O levantamento mostra a consolidação de uma rede com núcleos e postos de enfrentamento ao tráfico de pessoas. São 16 núcleos e 12 postos avançados de atendimento humanizado ao migrante. Permanentemente esta rede se reúne para propor instrumentos para aprimorar o atendimento às vítimas, discutir estratégias de prevenção conjuntas e fortalecer a cooperação com os sistemas de justiça e segurança para a repressão ao crime. Já foram 8 reuniões técnicas da Rede realizadas nos últimos anos.

Para a diretora do Departamento de Justiça da SNJ/MJ, Fernanda dos Anjos, o Brasil se destaca como país cujas políticas públicas de enfrentamento ao tráfico de pessoas trazem novos caminhos e resultados para o combate ao crime. “A produção de estudos, pesquisas e campanhas, como a Coração Azul, ajudaram a mobilizar e informar a sociedade brasileira sobre o fenômeno”, reforçou Fernanda dos Anjos. A Campanha do Coração Azul foi lançada em maio de 2013 e objetiva ampliar a consciência da sociedade brasileira sobre este crime.

No segundo semestre de 2013, foi eleita a composição do Comitê Nacional de Enfrentamento ao Tráfico de Pessoas (Conatrap), com representantes da sociedade civil. A inserção da comunidade fortalece a gestão da Política Nacional. O comitê é considerado a instância maior de debate da política nacional de combate ao crime.

Visitas acompanharam a execução dos convênios firmados com os estados do Amapá, Alagoas, Paraná e Amazonas. O Governo Federal autorizou as prorrogações de seis convênios com os estados de Goiás, Amazonas, Alagoas, Rio Grande do Sul, Minas Gerais e ainda com o Distrito Federal.

No lançamento da pesquisa inédita para o diagnóstico sobre o tráfico de pessoas em 11 estados na região de fronteira, em outubro de 2013, o ministro da Justiça, José Eduardo Cardozo, definiu a ação criminosa como “subterrânea”, devido à dificuldade que a população tem em identificar o crime e ainda notificar o caso à polícia, para instauração de inquérito policial. A pesquisa apresentou dados sobre o crime de tráfico de pessoas nas áreas de fronteiras, bem como indicou possíveis “rotas”, perfis das vítimas e ação dos traficantes.

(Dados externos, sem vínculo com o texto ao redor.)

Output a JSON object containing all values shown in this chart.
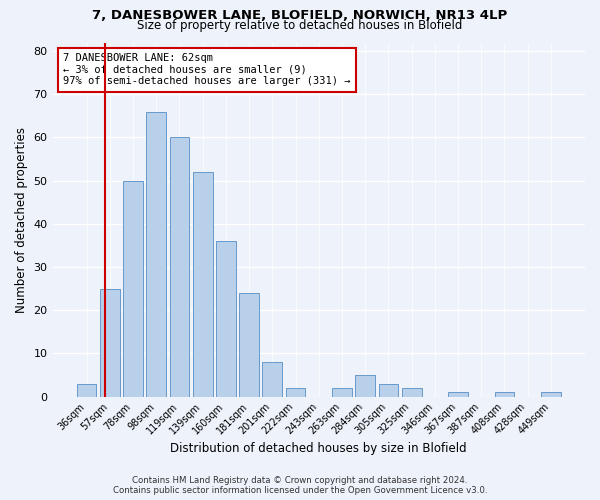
{
  "title_line1": "7, DANESBOWER LANE, BLOFIELD, NORWICH, NR13 4LP",
  "title_line2": "Size of property relative to detached houses in Blofield",
  "xlabel": "Distribution of detached houses by size in Blofield",
  "ylabel": "Number of detached properties",
  "bar_labels": [
    "36sqm",
    "57sqm",
    "78sqm",
    "98sqm",
    "119sqm",
    "139sqm",
    "160sqm",
    "181sqm",
    "201sqm",
    "222sqm",
    "243sqm",
    "263sqm",
    "284sqm",
    "305sqm",
    "325sqm",
    "346sqm",
    "367sqm",
    "387sqm",
    "408sqm",
    "428sqm",
    "449sqm"
  ],
  "bar_values": [
    3,
    25,
    50,
    66,
    60,
    52,
    36,
    24,
    8,
    2,
    0,
    2,
    5,
    3,
    2,
    0,
    1,
    0,
    1,
    0,
    1
  ],
  "bar_color": "#b8d0ea",
  "bar_edge_color": "#6699cc",
  "marker_line_color": "#cc0000",
  "annotation_line1": "7 DANESBOWER LANE: 62sqm",
  "annotation_line2": "← 3% of detached houses are smaller (9)",
  "annotation_line3": "97% of semi-detached houses are larger (331) →",
  "annotation_box_color": "#ffffff",
  "annotation_box_edge": "#cc0000",
  "ylim": [
    0,
    82
  ],
  "yticks": [
    0,
    10,
    20,
    30,
    40,
    50,
    60,
    70,
    80
  ],
  "footer_line1": "Contains HM Land Registry data © Crown copyright and database right 2024.",
  "footer_line2": "Contains public sector information licensed under the Open Government Licence v3.0.",
  "bg_color": "#eef2fa",
  "grid_color": "#ffffff"
}
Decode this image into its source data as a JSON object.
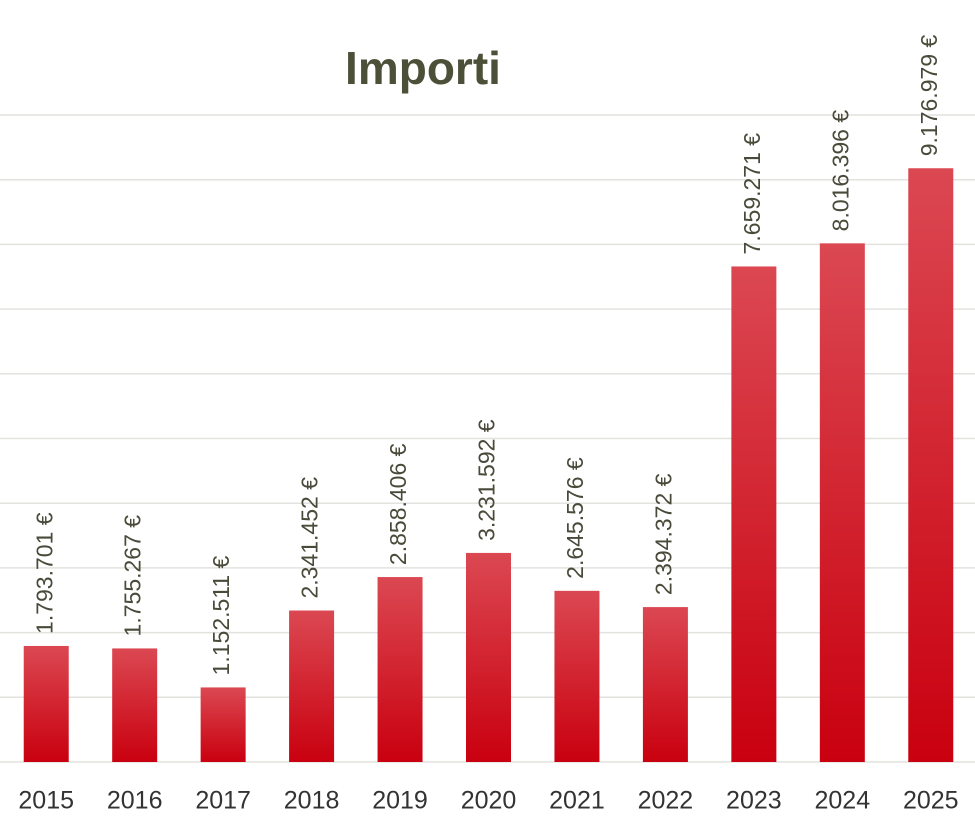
{
  "chart_data": {
    "type": "bar",
    "title": "Importi",
    "categories": [
      "2015",
      "2016",
      "2017",
      "2018",
      "2019",
      "2020",
      "2021",
      "2022",
      "2023",
      "2024",
      "2025"
    ],
    "values": [
      1793701,
      1755267,
      1152511,
      2341452,
      2858406,
      3231592,
      2645576,
      2394372,
      7659271,
      8016396,
      9176979
    ],
    "value_labels": [
      "1.793.701 €",
      "1.755.267 €",
      "1.152.511 €",
      "2.341.452 €",
      "2.858.406 €",
      "3.231.592 €",
      "2.645.576 €",
      "2.394.372 €",
      "7.659.271 €",
      "8.016.396 €",
      "9.176.979 €"
    ],
    "gradient": {
      "top": "#db4852",
      "bottom": "#c9000f"
    },
    "ylim": [
      0,
      10000000
    ],
    "yticks": [
      0,
      1000000,
      2000000,
      3000000,
      4000000,
      5000000,
      6000000,
      7000000,
      8000000,
      9000000,
      10000000
    ],
    "grid": true
  }
}
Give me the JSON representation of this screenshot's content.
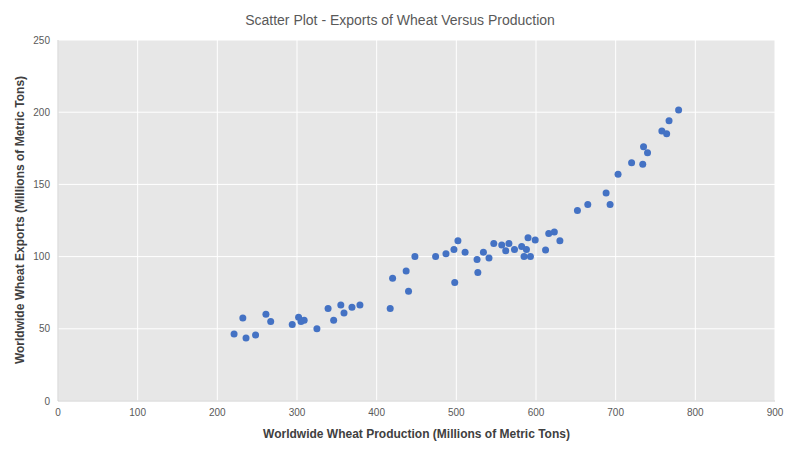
{
  "chart_data": {
    "type": "scatter",
    "title": "Scatter Plot - Exports of Wheat Versus Production",
    "x_label": "Worldwide Wheat Production  (Millions of Metric Tons)",
    "y_label": "Worldwide Wheat Exports (Millions of Metric Tons)",
    "x": [
      221,
      232,
      236,
      248,
      261,
      267,
      294,
      302,
      305,
      309,
      325,
      339,
      346,
      355,
      359,
      369,
      379,
      417,
      420,
      437,
      440,
      448,
      474,
      487,
      497,
      498,
      502,
      511,
      526,
      527,
      534,
      541,
      547,
      557,
      562,
      566,
      573,
      582,
      585,
      588,
      590,
      593,
      599,
      612,
      616,
      623,
      630,
      652,
      665,
      688,
      693,
      703,
      720,
      734,
      735,
      740,
      758,
      764,
      767,
      779
    ],
    "values": [
      46.4,
      57.5,
      43.6,
      45.7,
      60,
      55,
      53,
      58,
      55,
      56,
      50,
      64,
      56,
      66.5,
      61,
      65,
      66.5,
      64,
      85,
      90,
      76,
      100,
      100,
      102,
      105,
      82,
      111,
      103,
      98,
      89,
      103,
      99,
      109,
      108,
      104,
      109,
      105,
      107,
      100,
      105,
      113,
      100,
      111.5,
      104.5,
      116,
      117,
      111,
      132,
      136,
      144,
      136,
      157,
      165,
      164,
      176,
      172,
      187,
      185,
      194,
      201.5
    ],
    "color": "#4472c4",
    "marker": "circle",
    "xlim": [
      0,
      900
    ],
    "ylim": [
      0,
      250
    ],
    "xticks": [
      0,
      100,
      200,
      300,
      400,
      500,
      600,
      700,
      800,
      900
    ],
    "yticks": [
      0,
      50,
      100,
      150,
      200,
      250
    ],
    "grid": true
  }
}
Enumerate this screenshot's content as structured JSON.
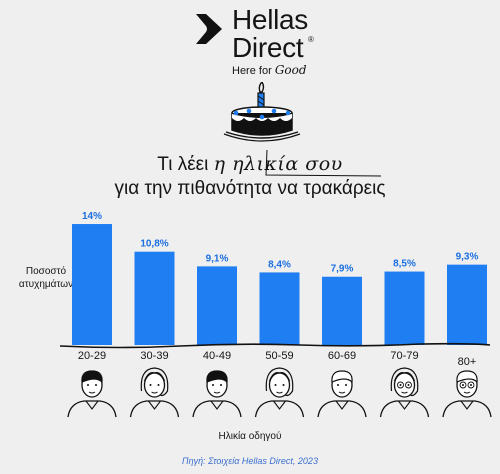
{
  "brand": {
    "line1": "Hellas",
    "line2": "Direct",
    "registered": "®",
    "tagline_prefix": "Here for",
    "tagline_script": "Good"
  },
  "title": {
    "line1_prefix": "Τι λέει",
    "line1_handwritten": "η ηλικία σου",
    "line2": "για την πιθανότητα να τρακάρεις"
  },
  "colors": {
    "bar": "#1f7ef2",
    "background": "#efefef",
    "label": "#1b6fe0",
    "source": "#3a6ecf"
  },
  "chart_data": {
    "type": "bar",
    "categories": [
      "20-29",
      "30-39",
      "40-49",
      "50-59",
      "60-69",
      "70-79",
      "80+"
    ],
    "values": [
      14,
      10.8,
      9.1,
      8.4,
      7.9,
      8.5,
      9.3
    ],
    "data_labels": [
      "14%",
      "10,8%",
      "9,1%",
      "8,4%",
      "7,9%",
      "8,5%",
      "9,3%"
    ],
    "ylabel": "Ποσοστό ατυχημάτων",
    "xlabel": "Ηλικία οδηγού",
    "ylim": [
      0,
      16
    ],
    "grid": false,
    "icons": [
      "young-man-icon",
      "woman-icon",
      "middle-aged-man-icon",
      "woman-icon",
      "older-man-icon",
      "elderly-woman-icon",
      "elderly-man-icon"
    ]
  },
  "source": "Πηγή: Στοιχεία Hellas Direct, 2023"
}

Para amenizar a dificuldade no processo de investigação e atendimento policial, foi iniciado o processo de construção e pactuação de metodologia integrada de coleta de dados e análise de estatísticas criminais sobre o tráfico de pessoas, no âmbito de órgãos do sistema de segurança pública e justiça criminal. Em 2013, foi publicado ainda o 1º. Relatório Oficial de Dados sobre este crime, o Relatório Nacional sobre Tráfico de Pessoas: consolidação dos dados de 2005 a 2011.

Ainda há o reconhecimento de organismos internacionais, e a atuação em foros internacionais, principalmente junto à Organização dos Estados Americanos (OEA) , ao Mercosul, Unasul e Comunidade dos Países de Língua Portuguesa. As ações se concentram na cooperação internacional, reforçadas pelo secretário Paulo Abrão durante discurso na Reunião de Alto Nível da Assembleia Geral da Organização das Nações Unidas (ONU), em Nova Iorque.